Domenica scorsa, è stata segnata dalla visita dell’Onorevole Casini e di due Senatori della Repubblica Italiana, Campagna e Pietrangeli; sono momenti importanti per i nostri bambini, un riconoscimento del loro impegno durante il corso dell’anno, un momento di festa, ma quello che ricevono non è nulla rispetto a quello che sono in grado di donare, una lezione di dignità di forza in questi piccoli uomini e donne che grida la loro voglia di speranza, il diritto di poter immaginare il futuro che nessun bambino dovrebbe vedersi negato.
I bambini e le bambine dell’asilo – che hanno mostrato loro una coreografia – e il gruppo di taekwondo, hanno stupito i presenti strappandogli un sorriso sincero denso di ammirazione.
Nella messa solenne pomeridiana Mons. Luis Sako, Patriarca della Chiesa Caldea nel mondo, ha commentato in italiano le parti significative della messa in lingua Aramaica, per rendere omaggio alla illustre presenza italiana.
Se la presenza degli ospiti ha reso la giornata emozionante, al di fuori delle cerimonie c’è, purtroppo, poco da gioire. Intorno a noi, infatti, la tensione non accenna a diminuire, col progredire dei diversi scontri armati intorno alla regione autonoma del Kurdistan.
La notizia della liberazione della città di Falluja, la prima occupata dalle milizie ISIS, è recepita con un certo scetticismo; c’è da capire chi può essere entrato nella città, cosa potrà essere rimasto nelle case non distrutte, quali saranno le possibilità di rientro per centinaia di migliaia di persone che hanno perso tutto in questo ultimo mese, costrette ad abbandonare le proprie case.
Seguiamo lo sviluppo degli attacchi a Mosul, la speranza di liberazione, coincide con il fatto reale e concreto che nel campo di Dibaga ieri si è arrivati a contare oltre 12.000 sfollati su una capienza di 5.000 persone.
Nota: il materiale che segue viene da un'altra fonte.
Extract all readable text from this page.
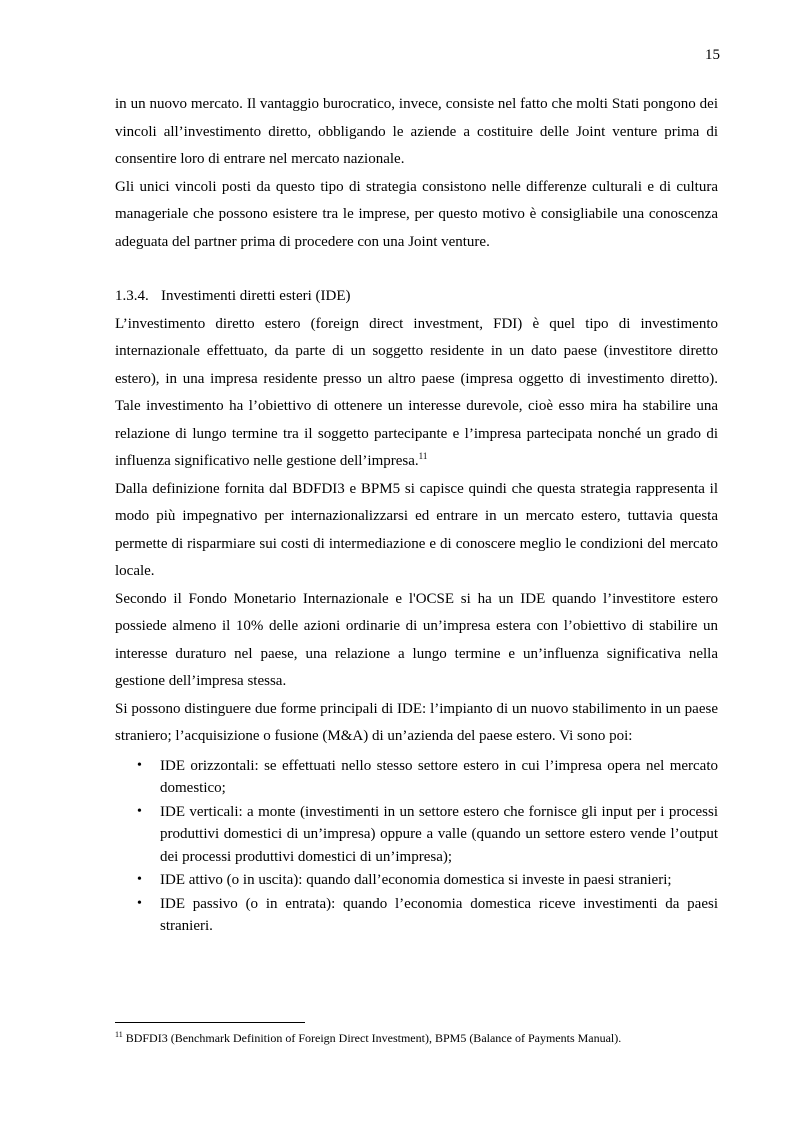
15

in un nuovo mercato. Il vantaggio burocratico, invece, consiste nel fatto che molti Stati pongono dei vincoli all’investimento diretto, obbligando le aziende a costituire delle Joint venture prima di consentire loro di entrare nel mercato nazionale.

Gli unici vincoli posti da questo tipo di strategia consistono nelle differenze culturali e di cultura manageriale che possono esistere tra le imprese, per questo motivo è consigliabile una conoscenza adeguata del partner prima di procedere con una Joint venture.

1.3.4. Investimenti diretti esteri (IDE)

L’investimento diretto estero (foreign direct investment, FDI) è quel tipo di investimento internazionale effettuato, da parte di un soggetto residente in un dato paese (investitore diretto estero), in una impresa residente presso un altro paese (impresa oggetto di investimento diretto). Tale investimento ha l’obiettivo di ottenere un interesse durevole, cioè esso mira ha stabilire una relazione di lungo termine tra il soggetto partecipante e l’impresa partecipata nonché un grado di influenza significativo nelle gestione dell’impresa.$^{11}$

Dalla definizione fornita dal BDFDI3 e BPM5 si capisce quindi che questa strategia rappresenta il modo più impegnativo per internazionalizzarsi ed entrare in un mercato estero, tuttavia questa permette di risparmiare sui costi di intermediazione e di conoscere meglio le condizioni del mercato locale.

Secondo il Fondo Monetario Internazionale e l'OCSE si ha un IDE quando l’investitore estero possiede almeno il 10% delle azioni ordinarie di un’impresa estera con l’obiettivo di stabilire un interesse duraturo nel paese, una relazione a lungo termine e un’influenza significativa nella gestione dell’impresa stessa.

Si possono distinguere due forme principali di IDE: l’impianto di un nuovo stabilimento in un paese straniero; l’acquisizione o fusione (M&A) di un’azienda del paese estero. Vi sono poi:

• IDE orizzontali: se effettuati nello stesso settore estero in cui l’impresa opera nel mercato domestico;
• IDE verticali: a monte (investimenti in un settore estero che fornisce gli input per i processi produttivi domestici di un’impresa) oppure a valle (quando un settore estero vende l’output dei processi produttivi domestici di un’impresa);
• IDE attivo (o in uscita): quando dall’economia domestica si investe in paesi stranieri;
• IDE passivo (o in entrata): quando l’economia domestica riceve investimenti da paesi stranieri.
$^{11}$ BDFDI3 (Benchmark Definition of Foreign Direct Investment), BPM5 (Balance of Payments Manual).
Un’umanità da proteggere dai 43 gradi all’ombra di un sole cocente, donne e bambini cui distribuire cibo, centinaia di persone in arrivo ogni giorno. Malati e anziani in molti casi sono stati lasciati nelle case semivuote, perché non sarebbero sopravvissuti alla fuga.
A Mosul vivono ancora oltre 1,5 milioni di persone e si prevede che, se si arriva alla città con i mezzi armati e i bombardamenti di copertura, gli sfollati non saranno meno di mezzo milione.
Il nostro lavoro prosegue all’interno del Centro Speranza, che cerchiamo di mantenere come un’oasi di serenità per i bambini e le loro famigli; in questi giorni stiamo preparando i certificati per chi ha trascorso un anno con noi. Continueremo con i corsi di avviamento al lavoro: per le donne lezioni di taglio e creazione di abiti, per gli uomini un’officina in cui imparare il lavoro di saldatura.
Nel grande campo dei 1000 container, diventati recentemente oltre 1100, si sta creando un’area verde tra il grigiore dei container e delle strade, uno spazio a misura d’uomo in un contesto che non concede prospettive a chi non ha risorse, vittima di coloro che spazzano via ogni tentativo di riportare la pace.